Cuando la supervivencia manda, la libertad se estrecha.
Una de las
tesis más fuertes del texto es esta: se habría “elegido” (o permitido) que el
clero viva materialmente peor para limitar su acceso a la propiedad y, con
ello, limitar su libertad práctica. La idea es sencilla y dura: si un sacerdote
no puede construir un mínimo colchón (una casa, un ahorro razonable, un margen
de autonomía), queda más dependiente. Y la dependencia, en cualquier
organización, tiende a traducirse en mayor control.
La
conversación lo enmarca dentro de algo más amplio que se llama “estatalización”

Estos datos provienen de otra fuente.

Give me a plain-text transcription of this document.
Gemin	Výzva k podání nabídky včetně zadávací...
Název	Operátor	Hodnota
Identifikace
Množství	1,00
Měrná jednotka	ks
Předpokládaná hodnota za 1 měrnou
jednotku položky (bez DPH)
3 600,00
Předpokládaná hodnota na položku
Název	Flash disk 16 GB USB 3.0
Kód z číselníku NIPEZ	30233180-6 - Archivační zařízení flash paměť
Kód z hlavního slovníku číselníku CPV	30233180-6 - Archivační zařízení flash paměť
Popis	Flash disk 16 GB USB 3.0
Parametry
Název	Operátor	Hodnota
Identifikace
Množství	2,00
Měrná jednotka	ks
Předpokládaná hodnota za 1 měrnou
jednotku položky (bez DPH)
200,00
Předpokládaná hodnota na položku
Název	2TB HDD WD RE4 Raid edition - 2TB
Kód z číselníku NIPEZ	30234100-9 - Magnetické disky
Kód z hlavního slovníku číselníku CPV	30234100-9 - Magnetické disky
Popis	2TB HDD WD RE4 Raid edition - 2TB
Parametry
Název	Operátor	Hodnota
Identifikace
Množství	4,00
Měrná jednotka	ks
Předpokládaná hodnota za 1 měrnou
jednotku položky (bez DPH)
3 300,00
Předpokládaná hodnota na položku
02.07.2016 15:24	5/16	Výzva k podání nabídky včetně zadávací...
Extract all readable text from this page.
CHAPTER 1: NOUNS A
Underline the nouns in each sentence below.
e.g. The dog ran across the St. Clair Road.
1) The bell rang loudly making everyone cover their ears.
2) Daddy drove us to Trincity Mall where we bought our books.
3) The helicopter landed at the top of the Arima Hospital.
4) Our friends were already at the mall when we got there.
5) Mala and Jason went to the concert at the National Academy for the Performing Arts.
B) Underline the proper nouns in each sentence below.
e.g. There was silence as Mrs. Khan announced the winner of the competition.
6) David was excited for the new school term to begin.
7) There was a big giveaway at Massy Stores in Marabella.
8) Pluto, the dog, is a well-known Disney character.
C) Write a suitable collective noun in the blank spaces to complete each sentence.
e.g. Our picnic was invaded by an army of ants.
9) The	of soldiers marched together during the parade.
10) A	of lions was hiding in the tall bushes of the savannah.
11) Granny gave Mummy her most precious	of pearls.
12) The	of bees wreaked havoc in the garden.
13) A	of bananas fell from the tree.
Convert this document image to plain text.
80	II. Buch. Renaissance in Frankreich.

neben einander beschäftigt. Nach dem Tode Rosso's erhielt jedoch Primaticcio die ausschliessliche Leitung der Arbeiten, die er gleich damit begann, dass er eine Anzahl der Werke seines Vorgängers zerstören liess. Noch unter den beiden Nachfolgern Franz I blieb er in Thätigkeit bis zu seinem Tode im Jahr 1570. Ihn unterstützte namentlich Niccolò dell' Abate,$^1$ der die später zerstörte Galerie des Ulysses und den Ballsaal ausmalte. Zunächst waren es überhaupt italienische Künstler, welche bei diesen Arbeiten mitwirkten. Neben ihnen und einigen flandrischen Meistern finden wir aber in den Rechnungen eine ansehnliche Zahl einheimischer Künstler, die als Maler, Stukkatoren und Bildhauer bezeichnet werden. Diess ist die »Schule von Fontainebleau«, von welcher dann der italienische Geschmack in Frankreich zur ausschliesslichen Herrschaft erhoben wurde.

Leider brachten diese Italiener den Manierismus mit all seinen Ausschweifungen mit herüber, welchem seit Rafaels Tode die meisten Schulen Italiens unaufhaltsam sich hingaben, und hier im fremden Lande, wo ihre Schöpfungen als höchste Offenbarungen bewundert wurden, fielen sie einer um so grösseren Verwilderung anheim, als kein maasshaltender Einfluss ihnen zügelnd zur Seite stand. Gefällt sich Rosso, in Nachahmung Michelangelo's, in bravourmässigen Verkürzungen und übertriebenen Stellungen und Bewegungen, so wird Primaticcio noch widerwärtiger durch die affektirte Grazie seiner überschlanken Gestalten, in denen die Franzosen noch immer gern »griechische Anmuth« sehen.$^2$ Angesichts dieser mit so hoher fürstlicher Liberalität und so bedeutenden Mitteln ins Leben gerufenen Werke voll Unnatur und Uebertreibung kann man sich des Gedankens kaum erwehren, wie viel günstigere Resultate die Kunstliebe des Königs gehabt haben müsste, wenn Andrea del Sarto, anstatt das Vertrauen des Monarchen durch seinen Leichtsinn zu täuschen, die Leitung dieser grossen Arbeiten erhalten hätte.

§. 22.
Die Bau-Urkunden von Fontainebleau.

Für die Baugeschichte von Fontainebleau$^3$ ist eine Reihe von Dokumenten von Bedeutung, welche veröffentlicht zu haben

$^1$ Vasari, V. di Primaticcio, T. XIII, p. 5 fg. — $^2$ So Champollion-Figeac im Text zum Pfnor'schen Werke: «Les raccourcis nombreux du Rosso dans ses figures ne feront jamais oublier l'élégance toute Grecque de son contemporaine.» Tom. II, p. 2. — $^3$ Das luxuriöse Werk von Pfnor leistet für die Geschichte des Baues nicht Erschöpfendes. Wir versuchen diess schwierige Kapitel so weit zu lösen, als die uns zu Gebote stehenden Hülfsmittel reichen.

de la Iglesia: una forma de gobierno “estatista”, más autoritaria, más
centralizada, menos propia de lo que debería ser la vida eclesial. Se llega a
afirmar incluso que el estatismo, como tal, sería “claramente anticatólico”,
porque sustituye la lógica de la comunión por una lógica de aparato.
No se está
diciendo (al menos no necesariamente) que la Iglesia deba funcionar como una
empresa o un mercado, sino que no debería funcionar como un pequeño Estado
donde la libertad real de sus miembros se debilita por falta de recursos y por
dependencia económica.
Dos mundos: religiosos y sacerdotes diocesanos
Aquí el texto
hace una distinción importante, pedagógica y necesaria:
1.
Clero regular (religiosos): viven bajo voto de pobreza. Eso significa que, por su opción y por su
promesa formal, renuncian a la propiedad personal. Sus bienes son comunitarios;
su orden o congregación sostiene su vida. La pobreza, en este caso, no es
miseria: la idea tradicional es tener lo necesario y vivir sobriamente, incluso
con renuncias, pero sin convertir la vida en una angustia permanente.
2.
Clero secular (diocesano): no hace voto de pobreza. Puede tener bienes propios, aunque con límites
(por ejemplo, se subraya que no debe dedicarse a “negocios” como ocupación
ordinaria, y que hay un marco canónico que pone frenos a ciertas actividades
por coherencia con el estado sacerdotal).
Y aquí aparece
un concepto clásico del derecho canónico: la “cóngrua sustentación”, es
decir, la obligación del obispo de proveer lo necesario para que el sacerdote
pueda sostenerse dignamente.
El problema,
según se comenta, es que lo “necesario” puede interpretarse de forma
minimalista: “estar comidos”. Y entonces surge una frase clave: la pobreza
no es no pasar hambre. Que alguien no se muera de hambre no significa que
viva con dignidad, ni que pueda sostenerse con serenidad, ni que tenga margen
de libertad.
Pobreza no es
miseria: es sobriedad con dignidad.
La situación española: salario, Estatuto y un “régimen
especial”
La
conversación se mete en datos concretos: se habla de sueldos “en torno a los
1.000 euros al mes en 14 pagas”, tradicionalmente por debajo del salario
mínimo, aunque habría habido incrementos respecto a épocas anteriores. Se
mencionan complementos para ciertos cargos y el papel de los estipendios de
misa, que pueden sumar algo, pero no solucionan el fondo.
Hasta aquí
podría parecer “solo” una remuneración baja. Pero el texto insiste en algo más
delicado: la posición jurídica-laboral. Se afirma que en España el
sacerdote no está incluido en el Estatuto de los Trabajadores por un marco
derivado de acuerdos entre el Estado y la Santa Sede y su desarrollo legal.
¿Consecuencia?
- No habría un cauce civil-laboral ordinario
para reclamar derechos.
- No existirían horarios exigibles civilmente.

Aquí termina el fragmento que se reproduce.